— Не то кажешь… Хай оккупант поганый ляже у землю. А нам жить треба, до перемоги дожить и до хаты звернуться, — урезонил его Хорунжий. Облокотившись о бруствер, он развязывал кисет.
Мирзо легонько хлопнул Ощана по спине, сказал:
— Слушай, что старшие говорят…
— Да я…
Но договорить фразу Ощан не успел, противник начал артподготовку.
— Всем в укрытие! Хорунжий — к пулемету, вести наблюдение, — приказал старший сержант.
Сам он тоже остался у пулемета. Снаряды пролетали над окопом и рвались в глубине ротного района обороны. Выступ на правом фланге роты, где находился окоп пулеметного расчета, фашисты, видно, не замечали. В воздухе появилась девятка наших «илов», эшелоном выше прошло звено истребителей, и вскоре впереди, в расположении врага, раздались ухающие взрывы — наши штурмовики ударили по огневым позициям врага. Артиллерийский огонь заметно ослаб, самолеты сделали свое дело.

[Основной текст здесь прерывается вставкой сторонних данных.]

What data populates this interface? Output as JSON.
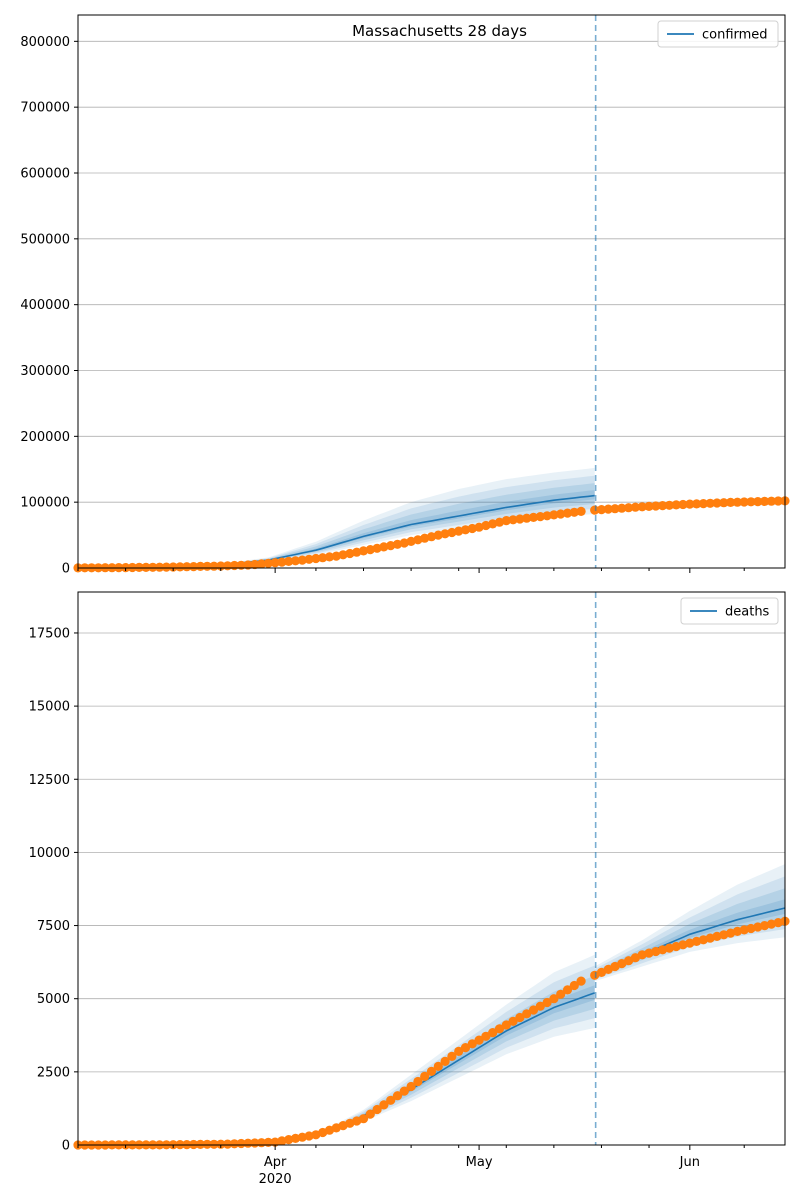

Через минуту со стороны противника послышался рокот моторов. Мирзо привстал на сделанную в передней стенке окопа ступеньку, поднес к глазам бинокль, поводил окулярами вправо-влево и увидел фашистские танки. Бобаджанов насчитал двенадцать машин. За танками двигалась пехота.
— К бою! — скомандовал старший сержант.
Танки быстро приближались. Они уже были на уровне окопа пулеметчиков, слева от них. Еще немного — и немецкая пехота оказалась для расчета Бобаджанова открытой, не защищенной броней танков. Можно открывать огонь. Но Мирзо выжидал. На пути врага была неглубокая лощина, она хорошо просматривалась из окопа. Мирзо рассчитал: как только танки поднимутся на гребень, а автоматчики, отстав от машин на подъеме, задержатся, тут вот и ударить по ним из пулемета.
— Приготовиться!.. — скомандовал Бобаджанов.
До пехоты оставалось 300—350 метров. Трава в лощине была высокая, и гитлеровцы замедлили движение, стали отставать от танков.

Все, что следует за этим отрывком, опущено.